Before Huang Zhijie struck off on his own to run a WeChat public account, which for some can be a viable source of income though rewards (打赏) and ad sales for high-traffic accounts, he was a chief writer for Oriental Outlook (瞭望东方周刊), a magazine published by Xinhua News Agency, and executive editor-in-chief of New Media (网络传播).
On February 25, in his speech at a national conference to sum up and commemorate China's victories in eradicating poverty, Xi Jinping provided our third surprise phrase for February 2021 as his language of national self-praise became stratospheric: "Regional overall poverty has been resolved, and [China] has completed the arduous task of eliminating absolute poverty, generating another earthly miracle (人间奇迹) that will go down in the annals of history,” Xi said. “This is the great glory of the Chinese people, the great glory of the Communist Party of China, and the great glory of the Chinese nation!"
New Year in Place
The Lunar New Year is a major event for Chinese people. It is customary for several generations of the family to gather on the last night of the Lunar New Year for a "reunion of the entire family" (阖家团圆). For decades this has meant an annual tidal wave of people on the move in China, as tens of millions of migrant workers in particular head back to their hometowns to join the celebrations. One of the most typical and iconic phrases anyone will hear at this time of year is “joy and peace,” huanle xianghe (欢乐祥和). But Covid-19 had a lingering impact on celebrations this year, and that impact could be glimpsed in the language used to evoke the spirit of the holiday.
Beginning in early January, clusters of new virus outbreaks occurred in Hebei and other provinces. On January 25, the General Office of the CCP Central Committee released a notice in “staying put for the New Year,” or jiudi guonian (就地过年), demanding various levels of “staying put” policies for different areas depending on their level of Covid-19 risk. People in “high-risk areas” should mandate that people not travel or visit others, while “medium-risk areas” should “stay put for the New Year as a matter of principle” (原则上就地过年), and low-risk areas should “advocate for people to stay put for the New Year” (倡导群众就地过年).

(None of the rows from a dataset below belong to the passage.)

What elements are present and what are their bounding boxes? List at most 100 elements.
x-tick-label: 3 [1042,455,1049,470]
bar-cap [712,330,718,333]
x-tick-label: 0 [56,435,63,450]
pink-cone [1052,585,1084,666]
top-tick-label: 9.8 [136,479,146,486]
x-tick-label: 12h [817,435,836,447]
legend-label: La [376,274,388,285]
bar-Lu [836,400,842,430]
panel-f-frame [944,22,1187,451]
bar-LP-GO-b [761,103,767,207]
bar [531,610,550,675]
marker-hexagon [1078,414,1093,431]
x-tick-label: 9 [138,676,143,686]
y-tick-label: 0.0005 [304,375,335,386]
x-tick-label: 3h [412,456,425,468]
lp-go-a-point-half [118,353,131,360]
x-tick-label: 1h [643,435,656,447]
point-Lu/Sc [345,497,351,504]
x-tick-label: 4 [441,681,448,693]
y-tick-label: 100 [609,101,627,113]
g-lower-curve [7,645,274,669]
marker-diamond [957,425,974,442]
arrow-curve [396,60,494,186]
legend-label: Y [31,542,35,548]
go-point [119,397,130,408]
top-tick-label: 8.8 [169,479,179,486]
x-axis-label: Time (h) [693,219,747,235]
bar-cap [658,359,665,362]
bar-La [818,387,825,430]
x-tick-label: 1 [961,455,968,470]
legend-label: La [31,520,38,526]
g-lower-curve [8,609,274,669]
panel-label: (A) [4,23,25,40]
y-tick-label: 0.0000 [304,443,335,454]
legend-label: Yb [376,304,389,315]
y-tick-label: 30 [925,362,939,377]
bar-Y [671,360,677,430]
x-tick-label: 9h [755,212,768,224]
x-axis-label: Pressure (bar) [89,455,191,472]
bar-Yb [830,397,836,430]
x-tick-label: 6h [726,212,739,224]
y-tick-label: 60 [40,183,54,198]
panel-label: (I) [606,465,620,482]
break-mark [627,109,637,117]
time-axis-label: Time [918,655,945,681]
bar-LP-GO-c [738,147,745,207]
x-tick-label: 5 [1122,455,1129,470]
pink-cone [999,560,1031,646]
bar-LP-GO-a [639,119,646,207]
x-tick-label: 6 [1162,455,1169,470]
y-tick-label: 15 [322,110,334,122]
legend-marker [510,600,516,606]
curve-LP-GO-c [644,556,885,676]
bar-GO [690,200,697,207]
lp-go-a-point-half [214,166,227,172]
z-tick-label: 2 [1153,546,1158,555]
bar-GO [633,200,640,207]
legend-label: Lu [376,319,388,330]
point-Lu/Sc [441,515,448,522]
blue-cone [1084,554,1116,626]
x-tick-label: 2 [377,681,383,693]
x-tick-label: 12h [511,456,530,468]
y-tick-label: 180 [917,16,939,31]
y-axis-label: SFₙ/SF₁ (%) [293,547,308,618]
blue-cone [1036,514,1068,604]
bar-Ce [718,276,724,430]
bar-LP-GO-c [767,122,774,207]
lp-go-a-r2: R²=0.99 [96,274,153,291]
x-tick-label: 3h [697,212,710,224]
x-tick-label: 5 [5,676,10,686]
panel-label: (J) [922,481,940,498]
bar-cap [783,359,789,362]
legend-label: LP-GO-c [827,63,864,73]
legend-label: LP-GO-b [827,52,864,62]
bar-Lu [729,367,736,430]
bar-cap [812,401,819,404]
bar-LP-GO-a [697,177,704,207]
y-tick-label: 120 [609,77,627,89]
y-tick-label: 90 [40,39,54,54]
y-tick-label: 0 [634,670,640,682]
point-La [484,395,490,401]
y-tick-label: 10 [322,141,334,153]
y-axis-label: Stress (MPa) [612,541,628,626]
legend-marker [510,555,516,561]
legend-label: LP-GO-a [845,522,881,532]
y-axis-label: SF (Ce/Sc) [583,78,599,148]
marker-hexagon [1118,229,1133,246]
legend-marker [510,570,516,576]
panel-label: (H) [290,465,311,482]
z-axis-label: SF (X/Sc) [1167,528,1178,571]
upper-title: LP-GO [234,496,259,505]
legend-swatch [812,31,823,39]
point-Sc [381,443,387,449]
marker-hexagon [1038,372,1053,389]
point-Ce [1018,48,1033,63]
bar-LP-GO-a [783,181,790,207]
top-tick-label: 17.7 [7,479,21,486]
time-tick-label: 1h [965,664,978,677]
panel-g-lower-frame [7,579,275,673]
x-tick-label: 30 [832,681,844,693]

Following the release of the notice, Party media at every administrative level sprang into action to advocate for staying put. As a result, the number of articles in the national press with the phrase "staying put for the New Year " significantly surpassed the phrase "joy and peace" in coverage of the Chinese New Year.
The following graph shows the total number of articles using “joy and peace” and “staying put for the New Year” in national newspapers in China in January-February 2021, covering the Lunar New Year season, compared to the same holiday period in 2020.
Comparing coverage in provincial party newspapers, we can see that Hunan Daily (湖南日报), the official mouthpiece of the Hunan provincial CCP Committee, had the highest use of "staying put for the New Year" in February. Tianjin Daily had the highest use, meanwhile, of "joy and peace." In Hebei, which experienced a resurgence of Covid hotspots, and which rushed to build a new quarantine center in late January, leaders seemed to take a balanced approach, with mid-range mentions of “staying put for the New Year” and the third-strongest showing of “joy and peace” among provincial Party papers. Call it cautious joy.